Maybe we can have Marge check for drift and each individual MR for
incremental perf regressions?


Am Mi., 17. März 2021 um 14:40 Uhr schrieb Richard Eisenberg <
rae at richarde.dev>:

> On Mar 17, 2021, at 6:18 AM, Moritz Angermann <moritz.angermann at gmail.com>
> wrote:
> But what do we expect of patch authors? Right now if five people write
> patches to GHC, and each of them eventually manage to get their MRs green,
> after a long review, they finally see it assigned to marge, and then it
> starts failing? Their patch on its own was fine, but their aggregate with
> other people's code leads to regressions? So we now expect all patch
> authors together to try to figure out what happened? Figuring out why
> something regressed is hard enough, and we only have a very few people who
> are actually capable of debugging this. Thus I believe it would end up with
> Ben, Andreas, Matthiew, Simon, ... or someone else from GHC HQ anyway to
> figure out why it regressed, be it in the Review Stage, or dissecting a
> marge aggregate, or on master.
> I have previously posted against the idea of allowing Marge to accept
> regressions... but the paragraph above is sadly convincing. Maybe Simon is
> right about opening up the windows to, say, be 100% (which would catch a
> 10x regression) instead of infinite, but I'm now convinced that Marge
> should be very generous in allowing regressions -- provided we also have
> some way of monitoring drift over time.

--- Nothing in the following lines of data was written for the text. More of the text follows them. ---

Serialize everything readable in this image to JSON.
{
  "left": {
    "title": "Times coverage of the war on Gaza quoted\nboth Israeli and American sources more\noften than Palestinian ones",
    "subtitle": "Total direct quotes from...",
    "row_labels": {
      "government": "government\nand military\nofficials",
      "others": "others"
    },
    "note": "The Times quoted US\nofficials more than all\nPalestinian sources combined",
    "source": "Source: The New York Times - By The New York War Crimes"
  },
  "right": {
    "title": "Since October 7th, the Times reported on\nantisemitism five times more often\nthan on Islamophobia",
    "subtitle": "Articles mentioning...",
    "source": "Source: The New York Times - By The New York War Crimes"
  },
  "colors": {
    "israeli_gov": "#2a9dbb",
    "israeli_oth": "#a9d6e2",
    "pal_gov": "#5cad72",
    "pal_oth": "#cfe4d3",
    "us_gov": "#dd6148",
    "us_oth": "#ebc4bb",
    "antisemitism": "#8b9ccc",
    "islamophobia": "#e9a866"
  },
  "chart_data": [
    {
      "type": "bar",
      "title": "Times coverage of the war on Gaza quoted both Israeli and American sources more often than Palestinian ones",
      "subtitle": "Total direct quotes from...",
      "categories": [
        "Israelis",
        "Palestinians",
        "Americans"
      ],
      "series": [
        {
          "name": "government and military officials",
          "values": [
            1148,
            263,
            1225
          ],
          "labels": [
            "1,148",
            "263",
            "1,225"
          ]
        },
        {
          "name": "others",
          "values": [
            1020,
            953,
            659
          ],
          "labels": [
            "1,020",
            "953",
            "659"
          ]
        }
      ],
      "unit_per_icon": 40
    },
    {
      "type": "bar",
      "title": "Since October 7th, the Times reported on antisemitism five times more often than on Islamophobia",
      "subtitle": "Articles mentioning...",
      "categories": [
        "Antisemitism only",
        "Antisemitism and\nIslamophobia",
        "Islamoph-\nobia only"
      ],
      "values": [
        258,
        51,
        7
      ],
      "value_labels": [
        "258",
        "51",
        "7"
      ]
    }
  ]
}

> Separately, I've been concerned for some time about the peculiarity of our
> perf tests. For example, I'd be quite happy to accept a 25% regression on
> T9872c if it yielded a 1% improvement on compiling Cabal. T9872 is very
> very very strange! (Maybe if *all* the T9872 tests regressed, I'd be more
> worried.) I would be very happy to learn that some more general,
> representative tests are included in our examinations.